How does iteration work in Ruby? - ruby

I've recently started coding Ruby and I'm having a mis-understanding with block parameters.
Take the following code for example:
h = { # A hash that maps number names to digits
:one => 1, # The "arrows" show mappings: key=>value
:two => 2 # The colons indicate Symbol literals
}
h[:one] # => 1. Access a value by key
h[:three] = 3 # Add a new key/value pair to the hash
h.each do |key,value| # Iterate through the key/value pairs
print "#{value}:#{key}; " # Note variables substituted into string
end # Prints "1:one; 2:two; 3:three; "
I understand the general hash functionality, however I don't understand how value and key are set to anything. They are specified as parameters in the block, but the hash is never associated in any way with these parameters.

This is the Ruby block (Ruby's name for an anonymous function) syntax. And key, value are nothing but the arguments passed to the anonymous function.
Hash#each takes one parameter: A function which has 2 parameters, key and value.
So if we break it down into parts, this part of your code: h.each, is calling the each function on h. And this part of your code:
do |key, value| # Iterate through the key/value pairs
print "#{value}:#{key}; " # Note variables substituted into string
end # Prints "1:one; 2:two; 3:three;
is the function passed to each as an argument and key, value are arguments passed to this function. It doesn't matter what you name them, first argument expected is key and second argument expected is value.
Lets draw some analogies. Consider a basic function:
def name_of_function(arg1, arg1)
# Do stuff
end
# You'd call it such:
foo.name_of_function bar, baz # bar is becomes as arg1, baz becomes arg2
# As a block:
ooga = lambda { |arg1, arg2|
# Do stuff
}
# Note that this is exactly same as:
ooga = lambda do |arg1, arg2|
# Do stuff
end
# You would call it such:
ooga.call(bar, baz) # bar is becomes as arg1, baz becomes arg2
So your code can also be written as:
print_key_value = lambda{|arg1, arg2| print "#{arg1}:#{arg2}"}
h = {
:one => 1,
:two => 2
}
h.each &print_key_value
There are multiple ways in which the code inside a block can be executed:
yield
yield key, value # This is one possible way in which Hash#each can use a block
yield item
block.call
block.call(key, value) # This is another way in which Hash#each can use a block
block.call(item)

The hash (h) is associated with the loop due to you calling h.each rather than calling each on something else. It's effectively saying, "For each key/value pair in h, let the key iteration variable be the key, let the value iteration variable be the value, then execute the body of the loop."
If that doesn't help, have a look at this page on each... and if you can explain more about which bit you're finding tricky, we may be able to help more. (Well, others may be able to. I don't really know Ruby.)

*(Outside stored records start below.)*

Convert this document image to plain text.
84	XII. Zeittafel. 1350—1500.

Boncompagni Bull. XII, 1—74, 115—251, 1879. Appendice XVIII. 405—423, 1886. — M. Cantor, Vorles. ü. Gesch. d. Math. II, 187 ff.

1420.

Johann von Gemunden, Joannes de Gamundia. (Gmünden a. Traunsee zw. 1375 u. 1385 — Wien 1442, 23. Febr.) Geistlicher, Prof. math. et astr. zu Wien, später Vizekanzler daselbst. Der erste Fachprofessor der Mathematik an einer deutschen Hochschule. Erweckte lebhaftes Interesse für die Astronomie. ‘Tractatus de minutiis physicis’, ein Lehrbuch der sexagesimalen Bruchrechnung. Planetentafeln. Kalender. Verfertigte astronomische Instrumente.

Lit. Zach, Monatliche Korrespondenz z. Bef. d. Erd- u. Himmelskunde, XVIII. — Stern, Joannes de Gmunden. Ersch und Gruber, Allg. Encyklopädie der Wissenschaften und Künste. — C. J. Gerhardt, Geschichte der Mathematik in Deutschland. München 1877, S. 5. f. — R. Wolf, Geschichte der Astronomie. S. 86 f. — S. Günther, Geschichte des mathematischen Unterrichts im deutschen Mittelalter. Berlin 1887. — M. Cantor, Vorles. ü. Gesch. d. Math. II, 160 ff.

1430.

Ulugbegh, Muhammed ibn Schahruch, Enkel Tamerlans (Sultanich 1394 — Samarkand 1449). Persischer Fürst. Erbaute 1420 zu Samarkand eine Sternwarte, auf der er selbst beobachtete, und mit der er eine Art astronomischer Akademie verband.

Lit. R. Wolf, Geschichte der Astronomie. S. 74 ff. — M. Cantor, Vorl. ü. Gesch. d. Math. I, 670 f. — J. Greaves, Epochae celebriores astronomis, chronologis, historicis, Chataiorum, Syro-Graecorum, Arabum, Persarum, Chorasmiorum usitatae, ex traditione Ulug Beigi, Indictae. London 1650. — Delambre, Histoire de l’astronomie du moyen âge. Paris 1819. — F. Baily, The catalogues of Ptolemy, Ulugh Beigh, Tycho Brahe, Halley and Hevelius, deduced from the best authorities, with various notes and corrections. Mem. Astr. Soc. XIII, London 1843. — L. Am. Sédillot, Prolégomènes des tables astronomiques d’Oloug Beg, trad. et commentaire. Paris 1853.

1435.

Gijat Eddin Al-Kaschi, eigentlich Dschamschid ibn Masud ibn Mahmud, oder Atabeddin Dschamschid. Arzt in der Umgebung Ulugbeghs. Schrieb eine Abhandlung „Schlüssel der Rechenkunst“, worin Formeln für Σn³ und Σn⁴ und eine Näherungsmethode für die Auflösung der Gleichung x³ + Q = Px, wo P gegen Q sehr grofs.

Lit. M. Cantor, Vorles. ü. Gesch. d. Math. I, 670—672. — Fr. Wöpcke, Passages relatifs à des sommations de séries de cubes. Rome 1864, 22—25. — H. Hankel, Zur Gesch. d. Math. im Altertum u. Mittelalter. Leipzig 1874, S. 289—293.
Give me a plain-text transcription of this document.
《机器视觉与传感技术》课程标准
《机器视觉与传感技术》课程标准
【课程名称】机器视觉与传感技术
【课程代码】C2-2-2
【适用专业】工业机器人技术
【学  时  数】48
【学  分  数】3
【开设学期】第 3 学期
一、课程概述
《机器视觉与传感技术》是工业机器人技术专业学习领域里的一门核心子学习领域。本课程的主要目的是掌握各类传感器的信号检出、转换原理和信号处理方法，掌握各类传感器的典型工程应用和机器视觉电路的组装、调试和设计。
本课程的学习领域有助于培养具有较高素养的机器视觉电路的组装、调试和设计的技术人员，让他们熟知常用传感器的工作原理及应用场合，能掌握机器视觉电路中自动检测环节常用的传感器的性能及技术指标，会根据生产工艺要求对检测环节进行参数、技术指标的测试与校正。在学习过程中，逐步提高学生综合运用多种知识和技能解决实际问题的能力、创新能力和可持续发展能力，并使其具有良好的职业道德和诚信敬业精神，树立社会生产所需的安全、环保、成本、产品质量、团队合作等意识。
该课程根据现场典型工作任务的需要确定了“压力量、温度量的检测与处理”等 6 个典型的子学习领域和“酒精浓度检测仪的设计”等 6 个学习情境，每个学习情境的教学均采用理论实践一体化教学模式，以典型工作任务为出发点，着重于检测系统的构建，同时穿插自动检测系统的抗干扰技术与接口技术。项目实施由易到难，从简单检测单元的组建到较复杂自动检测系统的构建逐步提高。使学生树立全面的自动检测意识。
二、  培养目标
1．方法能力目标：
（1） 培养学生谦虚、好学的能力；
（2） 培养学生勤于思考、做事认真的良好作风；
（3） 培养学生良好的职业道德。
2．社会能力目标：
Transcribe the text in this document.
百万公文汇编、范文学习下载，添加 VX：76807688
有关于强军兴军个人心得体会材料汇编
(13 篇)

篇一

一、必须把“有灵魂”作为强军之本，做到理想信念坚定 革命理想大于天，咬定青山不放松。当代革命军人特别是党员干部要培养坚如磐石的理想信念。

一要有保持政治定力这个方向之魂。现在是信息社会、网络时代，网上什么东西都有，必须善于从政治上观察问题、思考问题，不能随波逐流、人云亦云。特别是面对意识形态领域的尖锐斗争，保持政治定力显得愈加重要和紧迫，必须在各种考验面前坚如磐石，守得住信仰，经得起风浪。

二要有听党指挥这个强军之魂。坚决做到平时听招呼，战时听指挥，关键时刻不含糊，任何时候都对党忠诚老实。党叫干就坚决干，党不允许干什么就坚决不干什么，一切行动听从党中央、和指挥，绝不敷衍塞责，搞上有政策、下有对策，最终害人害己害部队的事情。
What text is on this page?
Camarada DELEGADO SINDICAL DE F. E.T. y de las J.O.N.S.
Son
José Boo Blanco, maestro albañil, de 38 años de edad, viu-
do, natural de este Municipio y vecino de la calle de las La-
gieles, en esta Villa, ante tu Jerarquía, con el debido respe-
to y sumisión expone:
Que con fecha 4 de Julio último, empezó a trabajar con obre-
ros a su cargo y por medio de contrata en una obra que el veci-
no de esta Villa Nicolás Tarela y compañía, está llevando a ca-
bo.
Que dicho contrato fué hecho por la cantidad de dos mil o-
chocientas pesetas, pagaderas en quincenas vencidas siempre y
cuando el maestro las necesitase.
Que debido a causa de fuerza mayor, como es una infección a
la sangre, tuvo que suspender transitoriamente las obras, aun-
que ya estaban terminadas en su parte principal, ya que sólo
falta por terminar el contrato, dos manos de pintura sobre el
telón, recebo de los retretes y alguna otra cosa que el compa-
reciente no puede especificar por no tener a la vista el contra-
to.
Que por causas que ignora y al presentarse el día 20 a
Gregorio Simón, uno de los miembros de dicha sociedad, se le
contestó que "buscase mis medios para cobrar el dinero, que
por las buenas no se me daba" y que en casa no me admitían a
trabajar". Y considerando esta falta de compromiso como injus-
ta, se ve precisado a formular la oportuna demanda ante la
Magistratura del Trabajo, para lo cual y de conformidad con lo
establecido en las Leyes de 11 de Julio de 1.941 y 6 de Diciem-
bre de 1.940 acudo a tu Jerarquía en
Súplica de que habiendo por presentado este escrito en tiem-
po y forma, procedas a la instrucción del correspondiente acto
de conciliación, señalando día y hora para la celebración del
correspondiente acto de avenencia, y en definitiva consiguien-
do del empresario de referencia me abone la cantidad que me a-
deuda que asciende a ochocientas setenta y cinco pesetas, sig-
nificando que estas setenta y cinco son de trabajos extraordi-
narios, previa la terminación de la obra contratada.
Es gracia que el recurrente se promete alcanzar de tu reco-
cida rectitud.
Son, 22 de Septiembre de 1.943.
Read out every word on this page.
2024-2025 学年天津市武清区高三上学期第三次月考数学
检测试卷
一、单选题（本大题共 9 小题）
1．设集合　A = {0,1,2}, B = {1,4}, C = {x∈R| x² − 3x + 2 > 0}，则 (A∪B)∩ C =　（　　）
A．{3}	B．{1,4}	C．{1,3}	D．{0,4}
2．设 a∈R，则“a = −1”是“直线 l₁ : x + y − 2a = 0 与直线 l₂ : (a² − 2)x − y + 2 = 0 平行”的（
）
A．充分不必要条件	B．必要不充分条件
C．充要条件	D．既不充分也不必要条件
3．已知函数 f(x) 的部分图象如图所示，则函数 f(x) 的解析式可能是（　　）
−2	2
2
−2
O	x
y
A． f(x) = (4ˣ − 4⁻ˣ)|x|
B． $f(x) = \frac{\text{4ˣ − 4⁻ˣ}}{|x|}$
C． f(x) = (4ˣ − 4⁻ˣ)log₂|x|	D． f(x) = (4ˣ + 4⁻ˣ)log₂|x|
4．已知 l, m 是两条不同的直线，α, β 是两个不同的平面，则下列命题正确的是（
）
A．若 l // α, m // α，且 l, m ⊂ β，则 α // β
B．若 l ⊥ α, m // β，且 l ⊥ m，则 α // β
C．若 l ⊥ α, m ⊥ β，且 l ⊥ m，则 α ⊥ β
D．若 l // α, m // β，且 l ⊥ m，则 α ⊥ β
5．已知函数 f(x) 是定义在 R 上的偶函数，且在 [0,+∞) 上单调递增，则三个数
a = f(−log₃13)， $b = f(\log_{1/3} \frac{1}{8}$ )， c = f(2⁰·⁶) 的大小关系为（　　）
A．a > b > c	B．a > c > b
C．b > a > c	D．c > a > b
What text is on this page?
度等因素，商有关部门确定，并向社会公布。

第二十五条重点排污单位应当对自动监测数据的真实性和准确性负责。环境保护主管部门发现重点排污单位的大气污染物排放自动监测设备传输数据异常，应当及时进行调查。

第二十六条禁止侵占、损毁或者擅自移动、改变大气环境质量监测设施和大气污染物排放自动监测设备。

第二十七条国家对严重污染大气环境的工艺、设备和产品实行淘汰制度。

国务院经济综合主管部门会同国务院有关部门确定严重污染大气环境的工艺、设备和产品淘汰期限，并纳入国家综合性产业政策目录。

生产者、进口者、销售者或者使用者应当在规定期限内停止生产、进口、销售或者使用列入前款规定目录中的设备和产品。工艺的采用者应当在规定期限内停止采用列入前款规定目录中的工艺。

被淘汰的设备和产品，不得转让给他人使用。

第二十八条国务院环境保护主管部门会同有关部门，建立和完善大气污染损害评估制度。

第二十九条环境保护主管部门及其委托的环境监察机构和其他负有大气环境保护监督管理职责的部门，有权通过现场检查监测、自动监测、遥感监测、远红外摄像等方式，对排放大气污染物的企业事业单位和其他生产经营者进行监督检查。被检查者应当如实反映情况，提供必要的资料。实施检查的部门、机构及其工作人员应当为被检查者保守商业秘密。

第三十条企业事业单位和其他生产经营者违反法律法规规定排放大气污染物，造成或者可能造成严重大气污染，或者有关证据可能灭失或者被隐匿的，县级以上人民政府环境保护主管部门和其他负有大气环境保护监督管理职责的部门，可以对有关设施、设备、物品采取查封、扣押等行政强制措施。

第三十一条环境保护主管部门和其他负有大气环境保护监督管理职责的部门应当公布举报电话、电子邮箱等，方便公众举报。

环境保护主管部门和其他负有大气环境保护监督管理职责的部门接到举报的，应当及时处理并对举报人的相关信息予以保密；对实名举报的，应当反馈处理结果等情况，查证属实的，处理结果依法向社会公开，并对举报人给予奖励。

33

The hash is indeed associated with these parameters because you call h.each to iterate over the hash:
h.each <- here's the link you are missing
Perhaps it's easier for you if you start with an array instead:
a = [1,2,3]
a.each do |v|
puts v
end
and play around with this first (each, each_with_index, ...)

when you call h.each, that's when you say that this is this specific h hash that you want to use for this each iteration.
Hence when you do that the value and key variables are assigned to the values in your hash, one by one.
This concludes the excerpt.